What Are Risks Associated with Chin Augmentation?
There are several potential complications connected with chin augmentation. The first thing is excessive bleeding. It is normal for patients to lose a certain amount of blood but excessive bleeding requires prompt treatment and blood transfusions. Bruising is a normal body reaction to this and every other surgery. Bruises affect some parts of the chin and they resolve spontaneously. No treatment is needed. Hematoma, a collection of blood, is another potential complication associated with chin augmentation. Small hematoma usually withdraws spontaneously while a large one requires proper treatment. Infection is another potential complication after this type of surgery. All patients are administered antibiotics after the surgery. The goal is to prevent infection. However, even though one is taking antibiotics there is still a chance of infection. The infection most commonly develops at the incision site and can be successfully treated. The doctors usually change prescribed antibiotic and replaces it with more potent one. And finally, people who are prone to scar formation may end up with an ugly scar.

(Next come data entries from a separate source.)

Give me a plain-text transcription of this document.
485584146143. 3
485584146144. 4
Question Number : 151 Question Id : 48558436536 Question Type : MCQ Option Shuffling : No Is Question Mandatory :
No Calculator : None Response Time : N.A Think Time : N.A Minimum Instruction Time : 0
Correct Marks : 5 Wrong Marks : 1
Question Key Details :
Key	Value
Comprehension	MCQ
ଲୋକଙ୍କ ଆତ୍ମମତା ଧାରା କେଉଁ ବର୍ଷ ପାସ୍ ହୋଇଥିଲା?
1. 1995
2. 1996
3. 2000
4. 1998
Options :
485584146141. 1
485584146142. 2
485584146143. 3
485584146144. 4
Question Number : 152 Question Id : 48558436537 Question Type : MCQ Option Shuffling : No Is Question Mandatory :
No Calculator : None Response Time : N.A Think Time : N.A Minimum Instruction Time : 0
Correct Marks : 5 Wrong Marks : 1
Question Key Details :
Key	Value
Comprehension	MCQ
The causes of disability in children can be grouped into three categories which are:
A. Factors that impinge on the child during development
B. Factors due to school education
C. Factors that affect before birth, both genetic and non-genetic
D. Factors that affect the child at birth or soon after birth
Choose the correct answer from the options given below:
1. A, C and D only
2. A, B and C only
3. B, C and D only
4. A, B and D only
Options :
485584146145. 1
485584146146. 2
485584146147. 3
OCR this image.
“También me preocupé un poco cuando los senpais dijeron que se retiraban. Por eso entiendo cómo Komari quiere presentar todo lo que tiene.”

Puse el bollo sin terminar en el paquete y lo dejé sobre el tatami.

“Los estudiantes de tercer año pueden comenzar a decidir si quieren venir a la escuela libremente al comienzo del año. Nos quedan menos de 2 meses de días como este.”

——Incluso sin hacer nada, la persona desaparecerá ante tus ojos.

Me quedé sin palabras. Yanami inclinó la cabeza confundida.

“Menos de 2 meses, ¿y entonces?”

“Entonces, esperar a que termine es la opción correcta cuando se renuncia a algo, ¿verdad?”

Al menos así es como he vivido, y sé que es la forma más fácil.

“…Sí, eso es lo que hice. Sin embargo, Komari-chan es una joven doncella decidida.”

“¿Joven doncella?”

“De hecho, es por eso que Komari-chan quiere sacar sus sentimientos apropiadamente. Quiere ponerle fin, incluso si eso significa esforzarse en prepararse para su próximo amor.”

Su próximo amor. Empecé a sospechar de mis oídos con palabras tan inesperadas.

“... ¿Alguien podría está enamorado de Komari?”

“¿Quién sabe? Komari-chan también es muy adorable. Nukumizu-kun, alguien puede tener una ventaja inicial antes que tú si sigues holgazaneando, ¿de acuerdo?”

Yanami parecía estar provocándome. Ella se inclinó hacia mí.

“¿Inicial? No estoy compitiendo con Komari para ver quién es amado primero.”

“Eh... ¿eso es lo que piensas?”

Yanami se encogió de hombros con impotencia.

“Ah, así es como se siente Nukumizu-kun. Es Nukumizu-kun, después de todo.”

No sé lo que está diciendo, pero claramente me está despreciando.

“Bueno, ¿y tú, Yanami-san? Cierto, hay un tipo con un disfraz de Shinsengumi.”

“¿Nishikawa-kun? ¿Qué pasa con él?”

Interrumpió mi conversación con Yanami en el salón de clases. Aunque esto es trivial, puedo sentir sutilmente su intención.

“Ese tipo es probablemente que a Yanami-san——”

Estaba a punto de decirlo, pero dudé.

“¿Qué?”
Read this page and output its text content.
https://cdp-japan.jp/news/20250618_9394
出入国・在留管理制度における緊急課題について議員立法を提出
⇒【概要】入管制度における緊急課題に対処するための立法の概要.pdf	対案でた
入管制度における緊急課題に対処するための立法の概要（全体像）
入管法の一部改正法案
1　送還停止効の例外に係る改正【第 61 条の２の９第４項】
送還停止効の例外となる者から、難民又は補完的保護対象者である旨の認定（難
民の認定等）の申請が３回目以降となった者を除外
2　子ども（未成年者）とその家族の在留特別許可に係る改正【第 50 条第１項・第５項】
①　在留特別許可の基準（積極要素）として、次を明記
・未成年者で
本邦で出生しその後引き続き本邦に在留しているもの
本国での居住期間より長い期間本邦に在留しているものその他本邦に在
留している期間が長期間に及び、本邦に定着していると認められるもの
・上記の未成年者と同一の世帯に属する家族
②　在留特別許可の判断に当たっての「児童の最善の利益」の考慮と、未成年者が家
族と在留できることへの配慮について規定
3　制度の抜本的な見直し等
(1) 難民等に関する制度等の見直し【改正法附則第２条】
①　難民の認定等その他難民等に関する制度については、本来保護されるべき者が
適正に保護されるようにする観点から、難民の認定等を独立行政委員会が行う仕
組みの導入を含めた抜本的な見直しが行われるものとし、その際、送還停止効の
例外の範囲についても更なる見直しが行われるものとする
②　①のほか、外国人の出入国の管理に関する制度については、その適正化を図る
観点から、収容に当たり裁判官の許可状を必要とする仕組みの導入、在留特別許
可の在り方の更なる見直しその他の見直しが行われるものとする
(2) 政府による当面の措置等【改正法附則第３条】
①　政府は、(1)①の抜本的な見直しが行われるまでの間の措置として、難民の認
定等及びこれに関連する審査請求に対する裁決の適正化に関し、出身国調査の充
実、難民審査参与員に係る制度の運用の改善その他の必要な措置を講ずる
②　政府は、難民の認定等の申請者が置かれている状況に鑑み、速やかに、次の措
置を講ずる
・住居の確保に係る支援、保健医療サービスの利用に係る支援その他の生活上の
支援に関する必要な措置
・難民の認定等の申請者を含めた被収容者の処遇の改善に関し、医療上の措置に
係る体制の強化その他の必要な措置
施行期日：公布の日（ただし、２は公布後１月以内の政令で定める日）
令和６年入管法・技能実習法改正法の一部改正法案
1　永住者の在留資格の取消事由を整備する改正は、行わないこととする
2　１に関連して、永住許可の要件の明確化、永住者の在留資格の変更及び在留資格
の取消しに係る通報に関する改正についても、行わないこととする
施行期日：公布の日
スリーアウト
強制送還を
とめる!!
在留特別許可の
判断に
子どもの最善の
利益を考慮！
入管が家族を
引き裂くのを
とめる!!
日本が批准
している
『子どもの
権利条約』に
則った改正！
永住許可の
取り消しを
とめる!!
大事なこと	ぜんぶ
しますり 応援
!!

Apart from the previously mentioned there is a risk for asymmetrical results (an uneven appearance of the chin). This complication generally requires another surgery to correct the appearance. Capsular contracture develops as a consequence of the scar tissue tightening around the implant. This is a very painful condition and may lead to distortion of the chin. It also requires repeated surgery. And finally, there is a chance of implant shifting/movement, rejection of the implant or its rupture. Such complications also need to be properly corrected through surgery.